When a company sees that it isn’t doing well, then it overhauls its management or its major players with the purposes of starting over, or as they say, “going in a different direction.”

According to the Atlantic Monthly, “…academics like David Berri, the author of the 2006 book The Wages of Wins and a widely read commentator on sports economics. ‘Tanking simply does not work,’ he told me. ‘Nearly 30 years of data tell a crystal-clear story: a truly awful team has never once metamorphosed into a championship squad through the draft.’

“The last team to draft No. 1 and then win a championship (at any point thereafter) was the San Antonio Spurs, which lucked into the pick (Tim Duncan) back in 1997 when the team’s star center, David Robinson, missed all but six games the previous season because of injuries. The teams with the top three picks in any given draft are almost twice as likely to never make the playoffs within four years—the term of an NBA rookie contract, before the player reaches free agency—as they are to make it past the second round.”

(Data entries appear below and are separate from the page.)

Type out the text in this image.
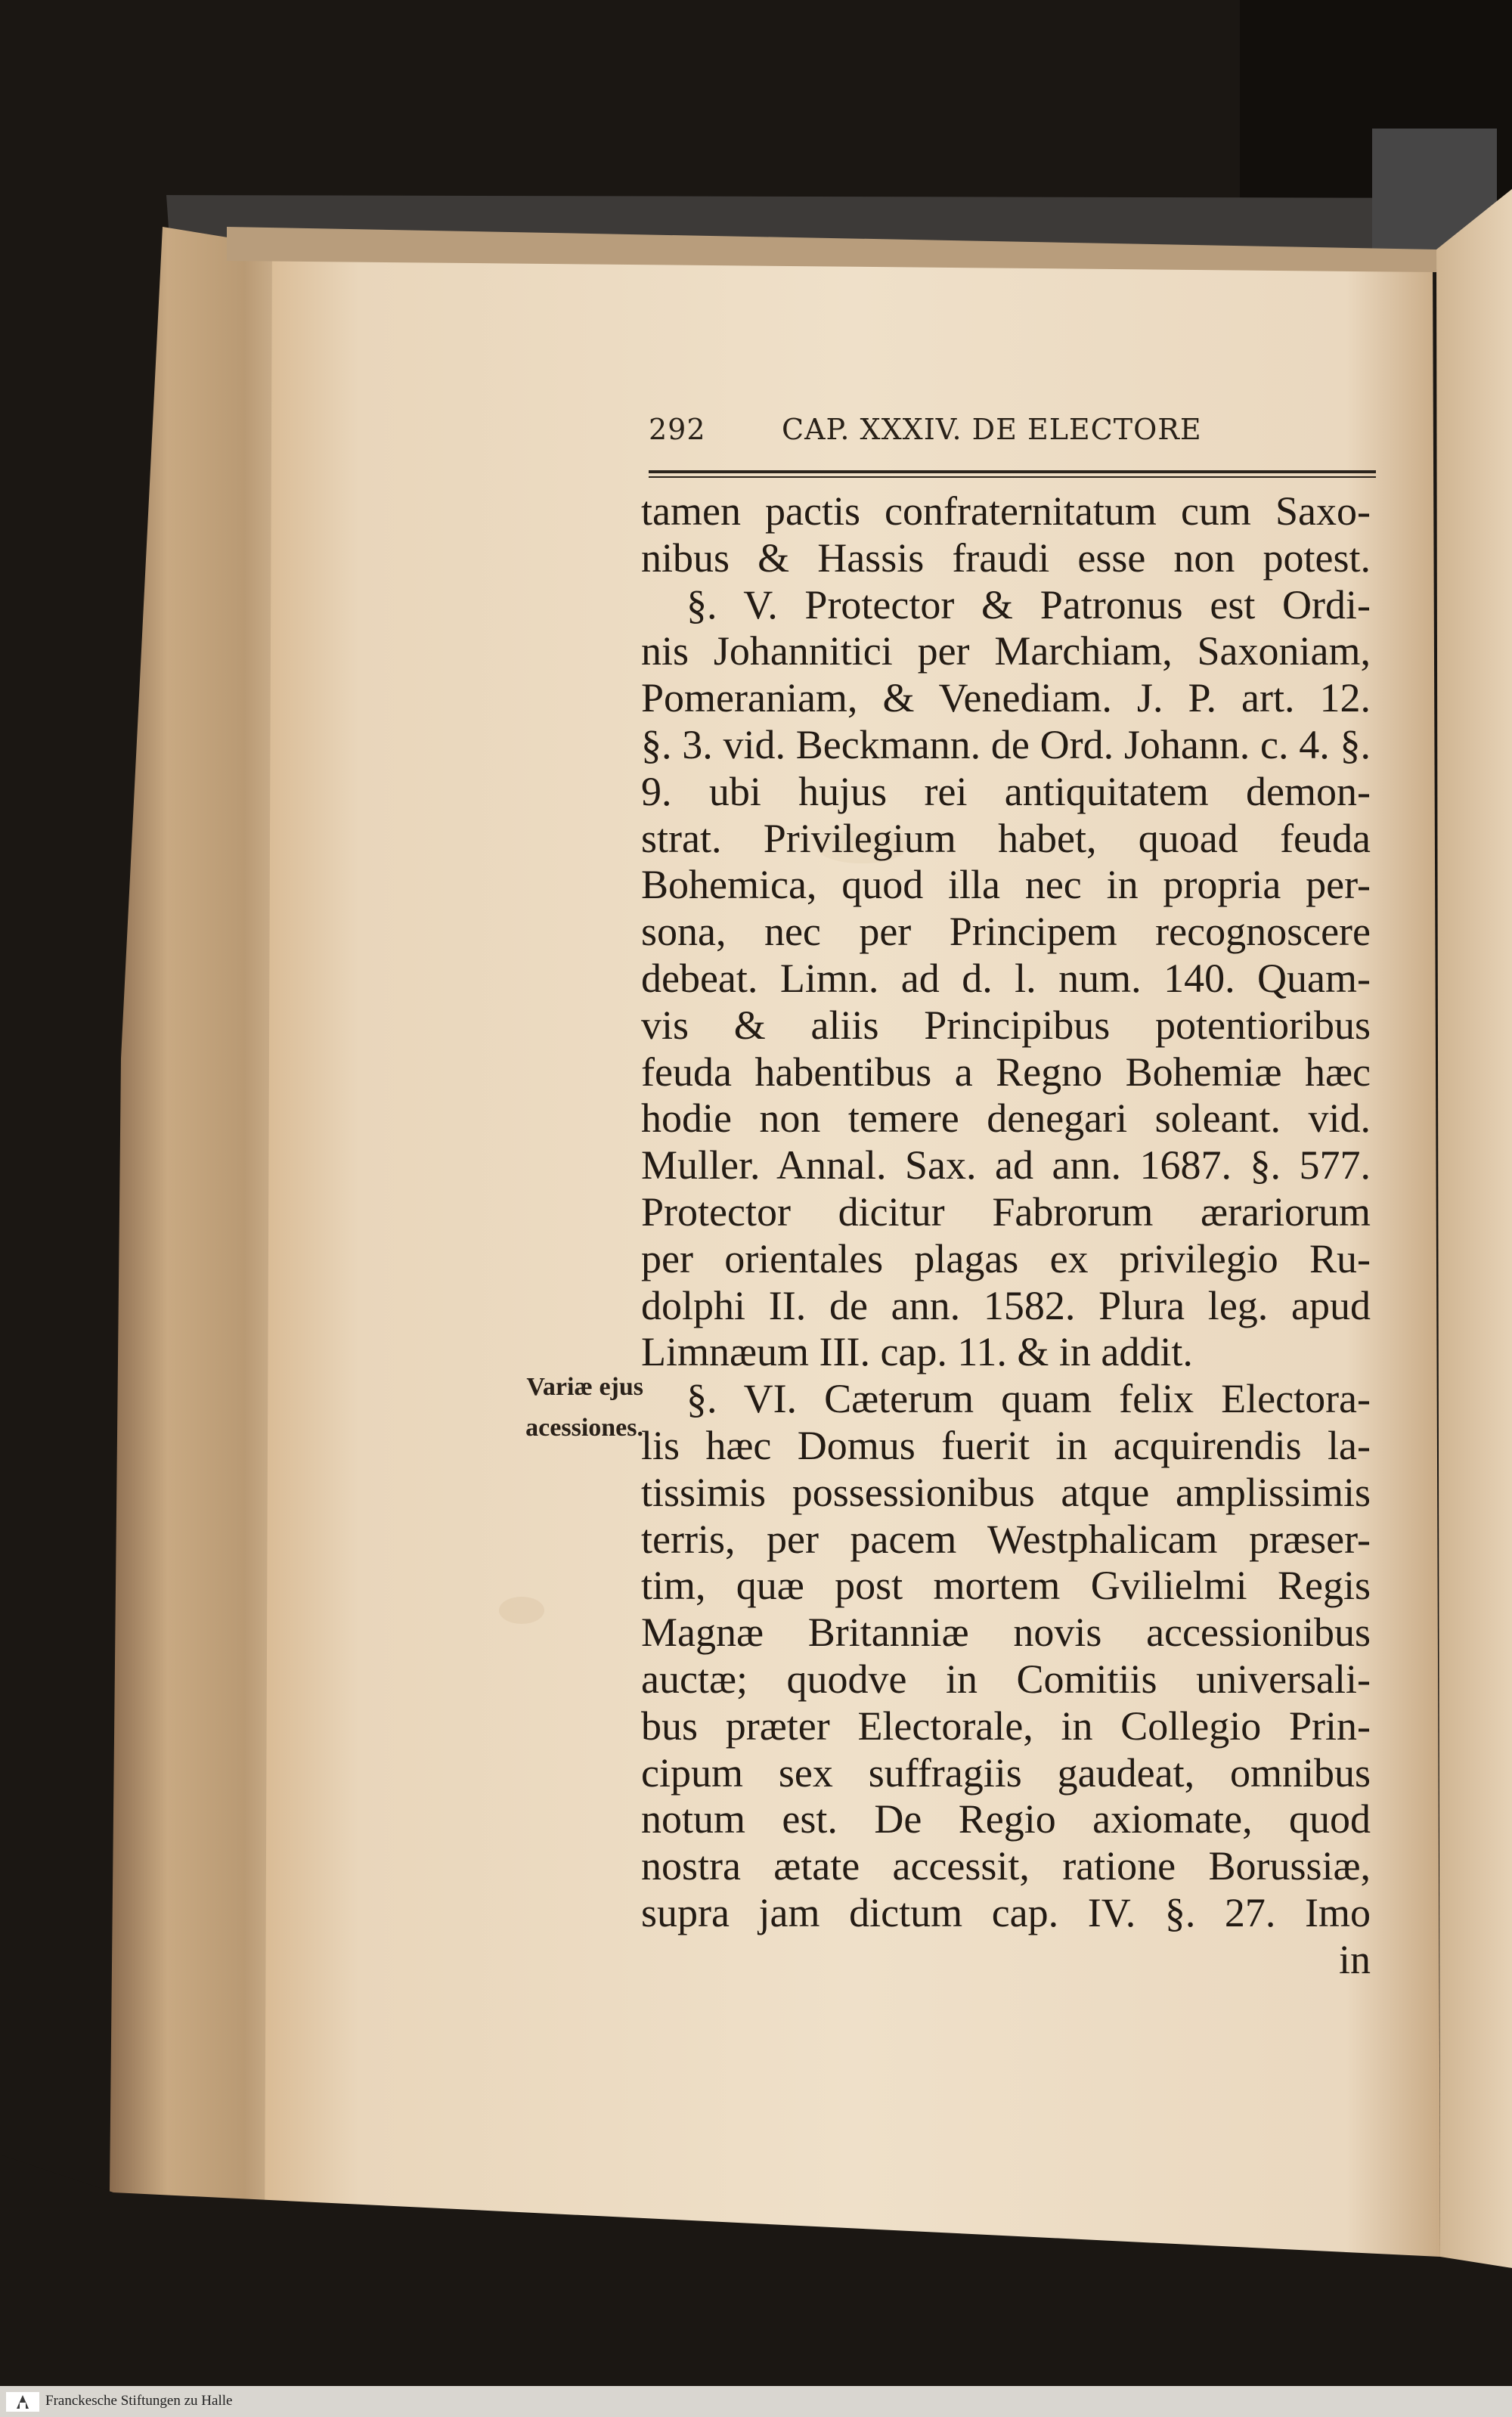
292	CAP. XXXIV. DE ELECTORE
Variæ ejus
acessiones.
tamen pactis confraternitatum cum Saxo-
nibus & Hassis fraudi esse non potest.
§. V. Protector & Patronus est Ordi-
nis Johannitici per Marchiam, Saxoniam,
Pomeraniam, & Venediam. J. P. art. 12.
§. 3. vid. Beckmann. de Ord. Johann. c. 4. §.
9. ubi hujus rei antiquitatem demon-
strat. Privilegium habet, quoad feuda
Bohemica, quod illa nec in propria per-
sona, nec per Principem recognoscere
debeat. Limn. ad d. l. num. 140. Quam-
vis & aliis Principibus potentioribus
feuda habentibus a Regno Bohemiæ hæc
hodie non temere denegari soleant. vid.
Muller. Annal. Sax. ad ann. 1687. §. 577.
Protector dicitur Fabrorum ærariorum
per orientales plagas ex privilegio Ru-
dolphi II. de ann. 1582. Plura leg. apud
Limnæum III. cap. 11. & in addit.
§. VI. Cæterum quam felix Electora-
lis hæc Domus fuerit in acquirendis la-
tissimis possessionibus atque amplissimis
terris, per pacem Westphalicam præser-
tim, quæ post mortem Gvilielmi Regis
Magnæ Britanniæ novis accessionibus
auctæ; quodve in Comitiis universali-
bus præter Electorale, in Collegio Prin-
cipum sex suffragiis gaudeat, omnibus
notum est. De Regio axiomate, quod
nostra ætate accessit, ratione Borussiæ,
supra jam dictum cap. IV. §. 27. Imo
in
Franckesche Stiftungen zu Halle
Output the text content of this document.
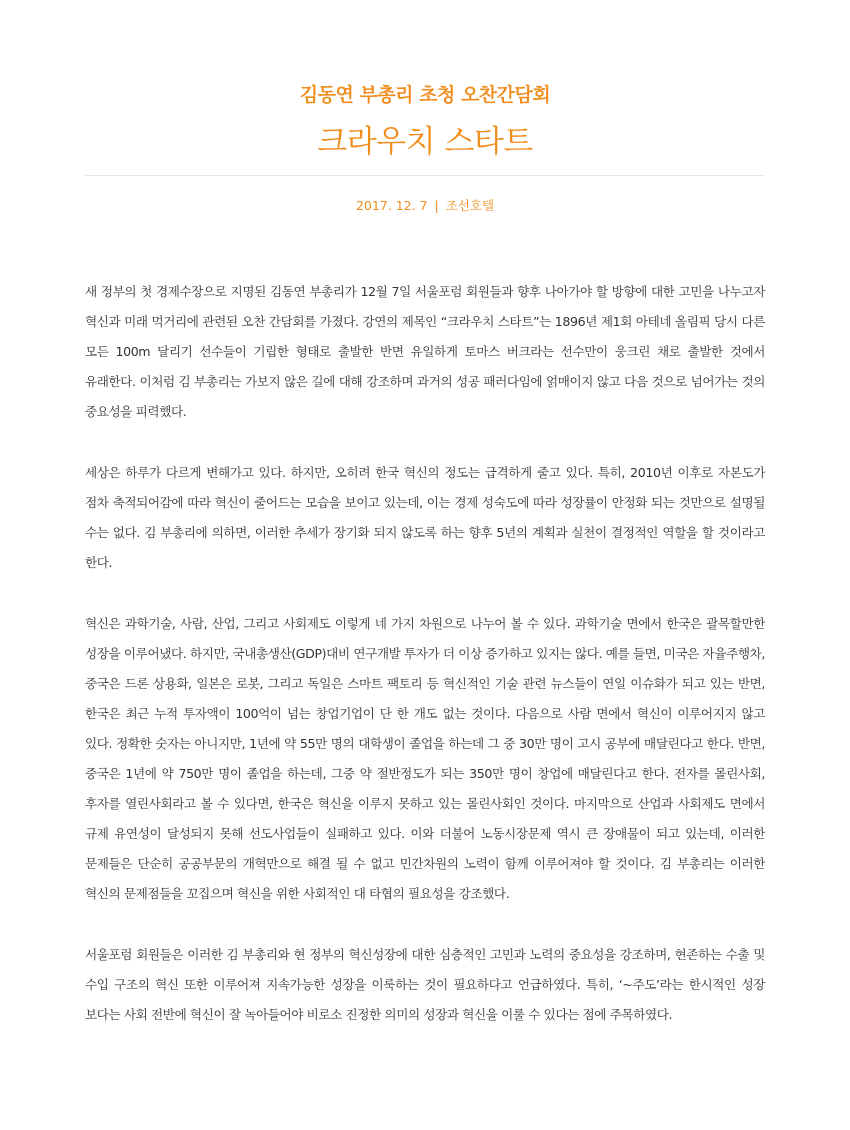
김동연 부총리 초청 오찬간담회
크라우치 스타트
2017. 12. 7 | 조선호텔

새 정부의 첫 경제수장으로 지명된 김동연 부총리가 12월 7일 서울포럼 회원들과 향후 나아가야 할 방향에 대한 고민을 나누고자 혁신과 미래 먹거리에 관련된 오찬 간담회를 가졌다. 강연의 제목인 “크라우치 스타트”는 1896년 제1회 아테네 올림픽 당시 다른 모든 100m 달리기 선수들이 기립한 형태로 출발한 반면 유일하게 토마스 버크라는 선수만이 웅크린 채로 출발한 것에서 유래한다. 이처럼 김 부총리는 가보지 않은 길에 대해 강조하며 과거의 성공 패러다임에 얽매이지 않고 다음 것으로 넘어가는 것의 중요성을 피력했다.

세상은 하루가 다르게 변해가고 있다. 하지만, 오히려 한국 혁신의 정도는 급격하게 줄고 있다. 특히, 2010년 이후로 자본도가 점차 축적되어감에 따라 혁신이 줄어드는 모습을 보이고 있는데, 이는 경제 성숙도에 따라 성장률이 안정화 되는 것만으로 설명될 수는 없다. 김 부총리에 의하면, 이러한 추세가 장기화 되지 않도록 하는 향후 5년의 계획과 실천이 결정적인 역할을 할 것이라고 한다.

혁신은 과학기술, 사람, 산업, 그리고 사회제도 이렇게 네 가지 차원으로 나누어 볼 수 있다. 과학기술 면에서 한국은 괄목할만한 성장을 이루어냈다. 하지만, 국내총생산(GDP)대비 연구개발 투자가 더 이상 증가하고 있지는 않다. 예를 들면, 미국은 자율주행차, 중국은 드론 상용화, 일본은 로봇, 그리고 독일은 스마트 팩토리 등 혁신적인 기술 관련 뉴스들이 연일 이슈화가 되고 있는 반면, 한국은 최근 누적 투자액이 100억이 넘는 창업기업이 단 한 개도 없는 것이다. 다음으로 사람 면에서 혁신이 이루어지지 않고 있다. 정확한 숫자는 아니지만, 1년에 약 55만 명의 대학생이 졸업을 하는데 그 중 30만 명이 고시 공부에 매달린다고 한다. 반면, 중국은 1년에 약 750만 명이 졸업을 하는데, 그중 약 절반정도가 되는 350만 명이 창업에 매달린다고 한다. 전자를 몰린사회, 후자를 열린사회라고 볼 수 있다면, 한국은 혁신을 이루지 못하고 있는 몰린사회인 것이다. 마지막으로 산업과 사회제도 면에서 규제 유연성이 달성되지 못해 선도사업들이 실패하고 있다. 이와 더불어 노동시장문제 역시 큰 장애물이 되고 있는데, 이러한 문제들은 단순히 공공부문의 개혁만으로 해결 될 수 없고 민간차원의 노력이 함께 이루어져야 할 것이다. 김 부총리는 이러한 혁신의 문제점들을 꼬집으며 혁신을 위한 사회적인 대 타협의 필요성을 강조했다.

서울포럼 회원들은 이러한 김 부총리와 현 정부의 혁신성장에 대한 심층적인 고민과 노력의 중요성을 강조하며, 현존하는 수출 및 수입 구조의 혁신 또한 이루어져 지속가능한 성장을 이룩하는 것이 필요하다고 언급하였다. 특히, ‘~주도’라는 한시적인 성장 보다는 사회 전반에 혁신이 잘 녹아들어야 비로소 진정한 의미의 성장과 혁신을 이룰 수 있다는 점에 주목하였다.
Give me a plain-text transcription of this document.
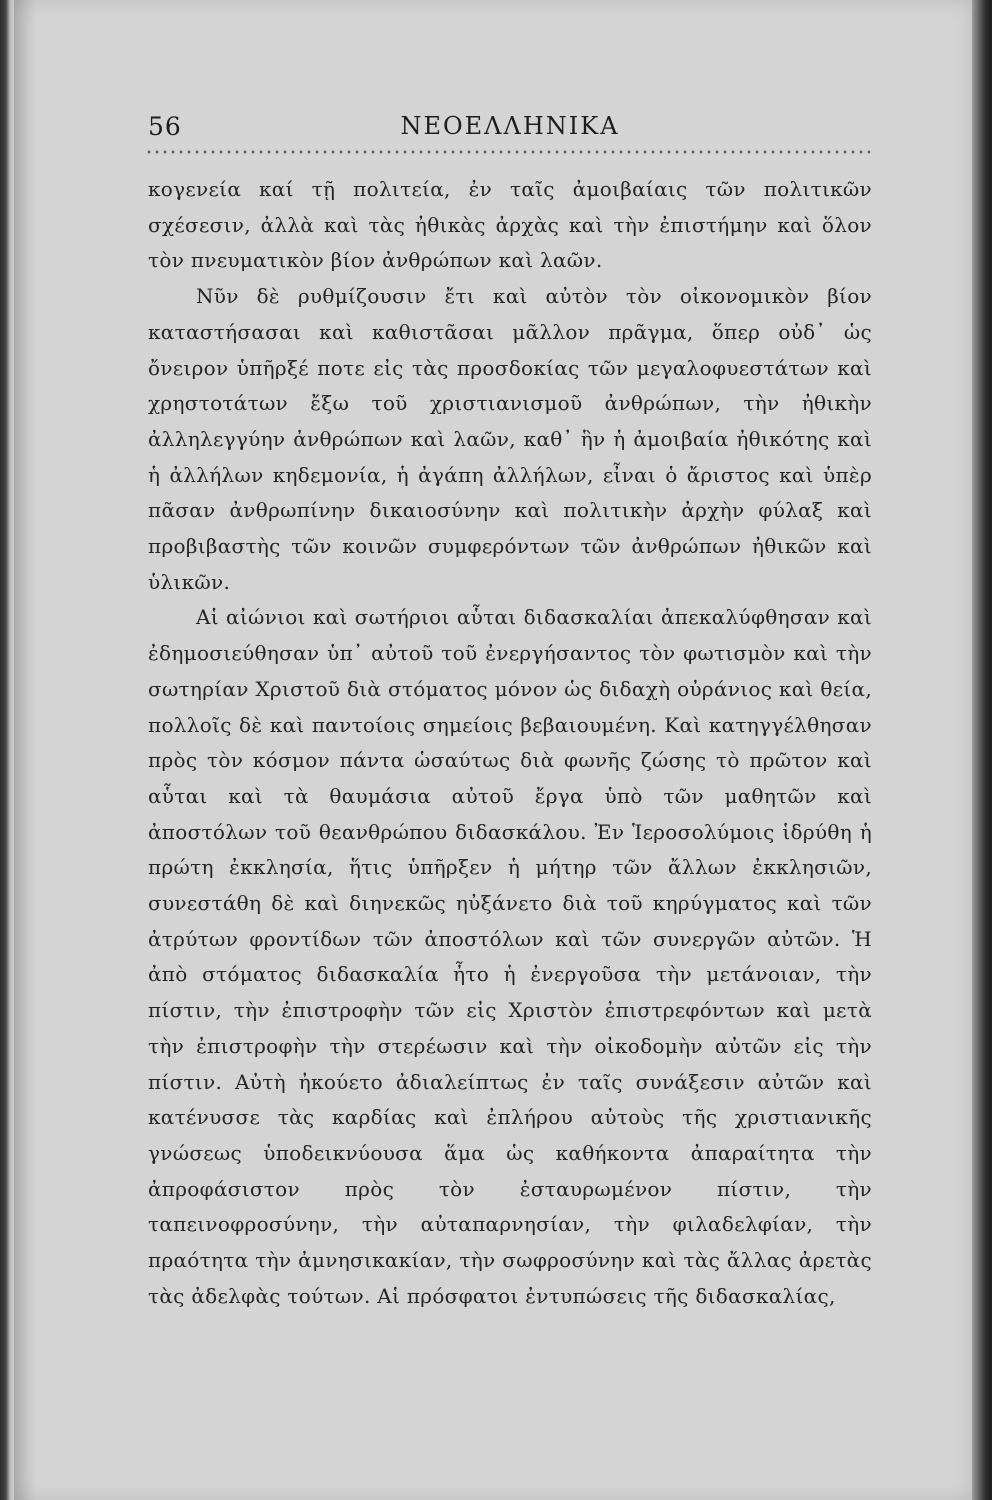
56	ΝΕΟΕΛΛΗΝΙΚΑ

κογενεία καί τῇ πολιτεία, ἐν ταῖς ἀμοιβαίαις τῶν πολιτικῶν σχέσεσιν, ἀλλὰ καὶ τὰς ἠθικὰς ἀρχὰς καὶ τὴν ἐπιστήμην καὶ ὅλον τὸν πνευματικὸν βίον ἀνθρώπων καὶ λαῶν.

Νῦν δὲ ρυθμίζουσιν ἔτι καὶ αὐτὸν τὸν οἰκονομικὸν βίον καταστήσασαι καὶ καθιστᾶσαι μᾶλλον πρᾶγμα, ὅπερ οὐδ᾽ ὡς ὄνειρον ὑπῆρξέ ποτε εἰς τὰς προσδοκίας τῶν μεγαλοφυεστάτων καὶ χρηστοτάτων ἔξω τοῦ χριστιανισμοῦ ἀνθρώπων, τὴν ἠθικὴν ἀλληλεγγύην ἀνθρώπων καὶ λαῶν, καθ᾽ ἣν ἡ ἀμοιβαία ἠθικότης καὶ ἡ ἀλλήλων κηδεμονία, ἡ ἀγάπη ἀλλήλων, εἶναι ὁ ἄριστος καὶ ὑπὲρ πᾶσαν ἀνθρωπίνην δικαιοσύνην καὶ πολιτικὴν ἀρχὴν φύλαξ καὶ προβιβαστὴς τῶν κοινῶν συμφερόντων τῶν ἀνθρώπων ἠθικῶν καὶ ὑλικῶν.

Αἱ αἰώνιοι καὶ σωτήριοι αὗται διδασκαλίαι ἀπεκαλύφθησαν καὶ ἐδημοσιεύθησαν ὑπ᾽ αὐτοῦ τοῦ ἐνεργήσαντος τὸν φωτισμὸν καὶ τὴν σωτηρίαν Χριστοῦ διὰ στόματος μόνον ὡς διδαχὴ οὐράνιος καὶ θεία, πολλοῖς δὲ καὶ παντοίοις σημείοις βεβαιουμένη. Καὶ κατηγγέλθησαν πρὸς τὸν κόσμον πάντα ὡσαύτως διὰ φωνῆς ζώσης τὸ πρῶτον καὶ αὗται καὶ τὰ θαυμάσια αὐτοῦ ἔργα ὑπὸ τῶν μαθητῶν καὶ ἀποστόλων τοῦ θεανθρώπου διδασκάλου. Ἐν Ἱεροσολύμοις ἱδρύθη ἡ πρώτη ἐκκλησία, ἥτις ὑπῆρξεν ἡ μήτηρ τῶν ἄλλων ἐκκλησιῶν, συνεστάθη δὲ καὶ διηνεκῶς ηὐξάνετο διὰ τοῦ κηρύγματος καὶ τῶν ἀτρύτων φροντίδων τῶν ἀποστόλων καὶ τῶν συνεργῶν αὐτῶν. Ἡ ἀπὸ στόματος διδασκαλία ἦτο ἡ ἐνεργοῦσα τὴν μετάνοιαν, τὴν πίστιν, τὴν ἐπιστροφὴν τῶν εἰς Χριστὸν ἐπιστρεφόντων καὶ μετὰ τὴν ἐπιστροφὴν τὴν στερέωσιν καὶ τὴν οἰκοδομὴν αὐτῶν εἰς τὴν πίστιν. Αὐτὴ ἠκούετο ἀδιαλείπτως ἐν ταῖς συνάξεσιν αὐτῶν καὶ κατένυσσε τὰς καρδίας καὶ ἐπλήρου αὐτοὺς τῆς χριστιανικῆς γνώσεως ὑποδεικνύουσα ἅμα ὡς καθήκοντα ἀπαραίτητα τὴν ἀπροφάσιστον πρὸς τὸν ἐσταυρωμένον πίστιν, τὴν ταπεινοφροσύνην, τὴν αὐταπαρνησίαν, τὴν φιλαδελφίαν, τὴν πραότητα τὴν ἀμνησικακίαν, τὴν σωφροσύνην καὶ τὰς ἄλλας ἀρετὰς τὰς ἀδελφὰς τούτων. Αἱ πρόσφατοι ἐντυπώσεις τῆς διδασκαλίας,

The idea that tanking is a thing that can catapult a terrible team into a good one through a draft pick that next season is ludicrous. Of course, anybody that knows basketball knows this to be true. It is impossible to pick up one player that can “turn it around” in just one season. Only the Larry Birds or the Magic Johnsons can say that they’ve done that. That is not a viable option for the Heat going forward.

2. They would be losing an incredible short window with Wade.

Wade doesn’t have that much time left. He may only have two or three more seasons left in the tank. So why waste them if you just signed Deng in the offseason, which wasn’t that long ago, and then ship him off right when you got the opportunity to get your team straightened out?

The “Big Three” in Miami right now hasn’t had the opportunity to play with each other much. As I mentioned in my previous column, nearly every one of them has had injuries this season, with Bosh and Wade missing the most time. Since being together for the past five games, they have gone an abysmal 1-4, but they are riding the coattails of a win against a Brooklyn Nets team that was buzzing.

Now that they are together, let them get into a groove. Let them gel before you throw in the towel on the season. It isn’t as though they aren’t in playoff contention. Bosh and Wade combined for 51 points last game, which is definitely a plus. If Deng can find ways to contribute to that pairing, then Miami could look good.

Besides, Wade doesn’t have much time left. It’s time to start thinking about that and stop pretending like he has the legs to carry the team on offense anymore (which he has been doing).

3. This can be overcome

People conveniently forget that the Nets last season began the season 10-21 and were able to finish 44-38 for the season. They ended up going to the second round and lost to the Heat. Yes, January is not the end of the season, and having a bad beginning doesn’t necessarily mean that a team will finish poorly as well. It would be much better to watch this team continue to play together than just tank for the rest of the season.